A Tesla é precificada como plataforma de tecnologia, mas sua receita depende de veículos. Em 2025, o faturamento caiu pela primeira vez, com lucro líquido 47% menor e operacional com queda de 38%. Mesmo assim, o múltiplo P/L projetado é de 167 vezes. É uma aposta no futuro, não nos ganhos atuais. O UBS elevou a recomendação para "neutra", citando que o papel negocia mais por sentimento e narrativa do que por fundamentos.

Realidade do EV

No 1T26, a Tesla entregou 358.023 veículos, abaixo do esperado. No 4T25, as entregas caíram 16%. A empresa enfrenta problemas de demanda por concorrência e falta de incentivos nos EUA. A visibilidade política de Musk afeta vendas na Europa e a regulação do FSD trava o software na China.
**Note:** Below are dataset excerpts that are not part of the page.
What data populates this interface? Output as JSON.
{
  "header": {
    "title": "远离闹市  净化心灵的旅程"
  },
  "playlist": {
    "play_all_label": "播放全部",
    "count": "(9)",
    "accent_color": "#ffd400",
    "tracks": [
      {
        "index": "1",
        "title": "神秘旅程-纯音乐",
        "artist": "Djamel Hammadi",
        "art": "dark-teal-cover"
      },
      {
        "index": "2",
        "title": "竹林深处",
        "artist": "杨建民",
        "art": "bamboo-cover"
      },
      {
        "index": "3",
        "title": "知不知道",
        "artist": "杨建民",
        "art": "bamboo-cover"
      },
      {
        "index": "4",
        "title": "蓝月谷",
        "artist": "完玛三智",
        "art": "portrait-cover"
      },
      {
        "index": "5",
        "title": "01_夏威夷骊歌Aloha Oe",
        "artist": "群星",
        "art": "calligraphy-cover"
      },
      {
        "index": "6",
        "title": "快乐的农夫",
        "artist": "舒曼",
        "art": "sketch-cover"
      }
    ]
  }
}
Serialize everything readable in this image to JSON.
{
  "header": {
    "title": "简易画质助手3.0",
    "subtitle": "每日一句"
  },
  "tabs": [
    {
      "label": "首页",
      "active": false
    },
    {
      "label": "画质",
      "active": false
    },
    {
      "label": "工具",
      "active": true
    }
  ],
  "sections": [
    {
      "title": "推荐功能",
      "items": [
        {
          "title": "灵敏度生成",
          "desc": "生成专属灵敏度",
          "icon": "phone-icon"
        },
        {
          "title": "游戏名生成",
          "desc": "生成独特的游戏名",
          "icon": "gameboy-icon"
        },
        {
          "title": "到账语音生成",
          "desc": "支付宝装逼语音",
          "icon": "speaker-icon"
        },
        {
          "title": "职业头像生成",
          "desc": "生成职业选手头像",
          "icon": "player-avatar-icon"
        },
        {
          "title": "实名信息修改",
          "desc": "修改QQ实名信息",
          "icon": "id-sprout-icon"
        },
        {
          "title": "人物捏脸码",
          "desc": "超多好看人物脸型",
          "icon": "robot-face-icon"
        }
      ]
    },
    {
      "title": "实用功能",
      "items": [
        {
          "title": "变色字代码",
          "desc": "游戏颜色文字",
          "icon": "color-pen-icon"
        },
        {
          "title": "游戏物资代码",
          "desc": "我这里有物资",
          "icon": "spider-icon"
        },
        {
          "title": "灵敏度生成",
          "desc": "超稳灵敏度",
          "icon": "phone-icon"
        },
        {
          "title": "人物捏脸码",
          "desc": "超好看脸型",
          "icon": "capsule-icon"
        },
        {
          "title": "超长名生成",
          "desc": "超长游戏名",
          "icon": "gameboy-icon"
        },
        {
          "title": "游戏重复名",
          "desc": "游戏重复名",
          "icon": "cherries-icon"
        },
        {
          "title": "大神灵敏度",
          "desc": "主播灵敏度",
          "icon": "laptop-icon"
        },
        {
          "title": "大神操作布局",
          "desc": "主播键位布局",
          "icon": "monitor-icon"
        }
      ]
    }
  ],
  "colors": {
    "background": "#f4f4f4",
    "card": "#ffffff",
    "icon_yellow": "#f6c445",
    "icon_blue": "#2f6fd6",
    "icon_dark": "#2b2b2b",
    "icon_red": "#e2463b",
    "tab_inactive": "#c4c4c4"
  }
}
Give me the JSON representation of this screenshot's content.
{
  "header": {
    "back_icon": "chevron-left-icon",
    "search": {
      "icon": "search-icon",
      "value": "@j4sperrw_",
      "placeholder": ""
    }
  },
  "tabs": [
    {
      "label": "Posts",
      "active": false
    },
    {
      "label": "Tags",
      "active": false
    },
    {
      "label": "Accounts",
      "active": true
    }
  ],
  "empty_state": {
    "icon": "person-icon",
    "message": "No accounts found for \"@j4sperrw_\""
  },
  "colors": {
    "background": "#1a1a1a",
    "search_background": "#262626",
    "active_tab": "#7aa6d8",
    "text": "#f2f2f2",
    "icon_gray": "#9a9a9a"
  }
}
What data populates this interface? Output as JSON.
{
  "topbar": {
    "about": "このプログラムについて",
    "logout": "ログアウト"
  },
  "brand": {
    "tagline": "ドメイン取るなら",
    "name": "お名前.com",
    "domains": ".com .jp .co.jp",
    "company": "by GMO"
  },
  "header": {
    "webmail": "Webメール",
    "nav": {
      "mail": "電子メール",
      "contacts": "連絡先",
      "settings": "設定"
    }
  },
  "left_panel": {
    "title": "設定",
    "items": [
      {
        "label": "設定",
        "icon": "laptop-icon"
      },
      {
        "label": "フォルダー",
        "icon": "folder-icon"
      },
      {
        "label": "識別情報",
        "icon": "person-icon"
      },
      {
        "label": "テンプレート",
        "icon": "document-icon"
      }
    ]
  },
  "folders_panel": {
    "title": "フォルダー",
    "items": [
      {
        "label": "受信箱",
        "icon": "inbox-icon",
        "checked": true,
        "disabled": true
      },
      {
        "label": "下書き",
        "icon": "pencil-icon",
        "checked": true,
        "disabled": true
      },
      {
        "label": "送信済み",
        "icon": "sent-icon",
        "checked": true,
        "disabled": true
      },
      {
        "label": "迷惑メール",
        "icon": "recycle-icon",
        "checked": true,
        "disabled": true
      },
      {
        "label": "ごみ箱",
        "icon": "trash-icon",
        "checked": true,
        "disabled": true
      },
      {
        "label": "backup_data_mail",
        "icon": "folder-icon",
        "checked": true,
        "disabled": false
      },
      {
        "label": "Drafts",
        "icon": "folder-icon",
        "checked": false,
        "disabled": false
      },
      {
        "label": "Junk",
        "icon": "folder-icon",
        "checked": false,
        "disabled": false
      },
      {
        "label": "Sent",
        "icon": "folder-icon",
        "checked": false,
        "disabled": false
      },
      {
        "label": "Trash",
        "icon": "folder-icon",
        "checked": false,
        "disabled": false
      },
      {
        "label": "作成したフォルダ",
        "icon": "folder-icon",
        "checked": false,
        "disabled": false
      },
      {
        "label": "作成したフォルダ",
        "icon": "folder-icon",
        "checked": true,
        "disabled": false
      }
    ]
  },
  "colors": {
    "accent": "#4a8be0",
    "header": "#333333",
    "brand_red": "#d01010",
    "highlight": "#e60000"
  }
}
Com US$ 44 bi em caixa e margem de 16%, o negócio é sólido, mas gera menos lucro do que o valuation pressupõe.

Além dos Carros

O setor de energia cresceu 168% ao ano (CAGR) desde 2023, com recorde de 14,2 GWh no 4T25. A rede de recarga, com 77 mil conectores e adesão de Ford e Mercedes, gera receita recorrente de alta margem. Na tecnologia, o chip AI5 concluiu o "tape-out" para produção em 2027. O FSD atingiu 1,1 milhão de usuários ativos (+38%), criando um fosso de dados que concorrentes não conseguem replicar.

Aposta e Risco

O Capex deve atingir US$ 20 bilhões este ano, ante US$ 8,5 bilhões anteriores. Se o gasto em Robotaxi e Optimus frutificar, o múltiplo se justifica. Contudo, mercados de previsão dão apenas 12% de chance ao Robotaxi na Califórnia até junho. O balanço de 22 de abril será decisivo: ou a Tesla prova avanços em IA, ou o mercado reajustará o papel para múltiplos de montadora. O risco reside no tempo da transição.